AmiSight 4/4: Higher Debt Limit for Small Business Bankruptcies Set to Expire Soon

As subchapter V, a provision in the bankruptcy code that offers small businesses a faster and cheaper route to debt restructuring, sets to expire soon, a surge of bankruptcies is being filed to beat the deadline.  


In “Small-Business Bankruptcies Surge Ahead of Potential Law Change,” the Wall Street Journal looks at the provision that went into effect in 2020 as part of the Small Business Reorganization Act, allowing companies with less than $7.5 million in debt to file for bankruptcy. Originally, the threshold was $2.7 million in debt, but Congress authorized the temporary increase in response to the economic distress caused by the COVID-19 pandemic.

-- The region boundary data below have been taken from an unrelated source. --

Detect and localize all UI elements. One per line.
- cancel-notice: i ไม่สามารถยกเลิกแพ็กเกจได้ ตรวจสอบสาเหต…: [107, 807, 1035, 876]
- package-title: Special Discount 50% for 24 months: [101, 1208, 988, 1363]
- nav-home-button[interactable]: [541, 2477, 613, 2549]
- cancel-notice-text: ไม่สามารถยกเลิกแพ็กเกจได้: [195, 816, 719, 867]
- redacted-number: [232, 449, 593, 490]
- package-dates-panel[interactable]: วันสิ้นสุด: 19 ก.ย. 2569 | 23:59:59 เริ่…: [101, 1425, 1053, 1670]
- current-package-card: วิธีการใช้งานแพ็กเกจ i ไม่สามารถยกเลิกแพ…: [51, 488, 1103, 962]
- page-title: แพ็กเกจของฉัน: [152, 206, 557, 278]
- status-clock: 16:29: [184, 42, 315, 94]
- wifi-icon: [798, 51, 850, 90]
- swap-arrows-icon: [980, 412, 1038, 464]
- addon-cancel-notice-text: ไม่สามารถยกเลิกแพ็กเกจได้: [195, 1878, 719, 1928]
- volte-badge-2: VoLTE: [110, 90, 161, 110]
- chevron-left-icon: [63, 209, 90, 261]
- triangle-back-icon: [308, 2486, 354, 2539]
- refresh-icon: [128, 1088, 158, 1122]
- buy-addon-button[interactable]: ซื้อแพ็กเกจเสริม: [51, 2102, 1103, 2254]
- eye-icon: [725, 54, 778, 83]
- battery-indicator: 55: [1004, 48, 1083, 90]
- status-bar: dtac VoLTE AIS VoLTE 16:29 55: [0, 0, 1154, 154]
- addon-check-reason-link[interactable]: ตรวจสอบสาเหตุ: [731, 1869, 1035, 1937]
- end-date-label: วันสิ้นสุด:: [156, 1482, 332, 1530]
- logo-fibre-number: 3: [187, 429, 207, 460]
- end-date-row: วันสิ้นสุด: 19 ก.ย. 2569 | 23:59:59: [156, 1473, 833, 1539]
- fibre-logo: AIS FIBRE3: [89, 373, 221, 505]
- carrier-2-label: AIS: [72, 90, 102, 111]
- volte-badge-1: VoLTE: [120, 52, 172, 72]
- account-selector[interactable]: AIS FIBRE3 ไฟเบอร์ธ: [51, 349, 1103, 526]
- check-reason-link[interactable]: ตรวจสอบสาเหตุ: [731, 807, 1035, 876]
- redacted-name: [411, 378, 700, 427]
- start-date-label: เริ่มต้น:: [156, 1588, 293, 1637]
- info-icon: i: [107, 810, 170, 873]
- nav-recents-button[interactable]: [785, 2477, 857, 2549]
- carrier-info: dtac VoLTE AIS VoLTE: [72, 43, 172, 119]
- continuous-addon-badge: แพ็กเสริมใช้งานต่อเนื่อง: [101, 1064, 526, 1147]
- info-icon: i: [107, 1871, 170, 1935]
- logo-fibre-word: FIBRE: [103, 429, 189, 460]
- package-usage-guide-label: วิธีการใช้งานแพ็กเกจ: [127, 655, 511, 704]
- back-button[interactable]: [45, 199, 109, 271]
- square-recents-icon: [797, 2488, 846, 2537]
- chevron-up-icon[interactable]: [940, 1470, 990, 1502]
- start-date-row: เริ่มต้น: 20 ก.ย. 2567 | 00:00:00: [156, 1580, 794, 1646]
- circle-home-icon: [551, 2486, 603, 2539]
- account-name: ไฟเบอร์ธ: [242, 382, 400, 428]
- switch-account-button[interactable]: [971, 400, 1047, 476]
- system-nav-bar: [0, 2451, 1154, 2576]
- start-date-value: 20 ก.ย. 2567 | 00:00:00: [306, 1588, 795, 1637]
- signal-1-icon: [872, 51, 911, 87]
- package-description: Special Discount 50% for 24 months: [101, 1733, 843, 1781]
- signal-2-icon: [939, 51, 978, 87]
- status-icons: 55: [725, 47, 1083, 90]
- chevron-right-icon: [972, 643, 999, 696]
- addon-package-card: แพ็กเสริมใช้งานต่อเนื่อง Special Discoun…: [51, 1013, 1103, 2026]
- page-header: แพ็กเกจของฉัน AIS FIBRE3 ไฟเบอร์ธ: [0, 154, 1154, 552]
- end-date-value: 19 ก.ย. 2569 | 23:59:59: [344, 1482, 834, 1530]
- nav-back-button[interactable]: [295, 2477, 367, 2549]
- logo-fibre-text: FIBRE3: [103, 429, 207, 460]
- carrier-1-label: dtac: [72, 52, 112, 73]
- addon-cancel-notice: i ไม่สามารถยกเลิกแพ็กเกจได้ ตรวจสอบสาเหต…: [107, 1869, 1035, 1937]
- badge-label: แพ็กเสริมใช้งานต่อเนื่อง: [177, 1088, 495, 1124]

The higher cap on these filings is due to sunset on June 21, when the limit could go back to the lower number, adjusted for inflation, unless Congress takes action. Aware of the narrowing window, as many as 213 small businesses filed for chapter 11 bankruptcy in the U.S. in February, a 78% increase compared with the same month a year ago, according to bankruptcy data provider Epiq.


Advocates who argue the debt limit should stay at $7.5 million highlight the expedited process and greater control retained by business owners, while critics argue that it disproportionately benefits businesses at the expense of creditors, prompting calls for reforms to restore fairness in bankruptcy proceedings.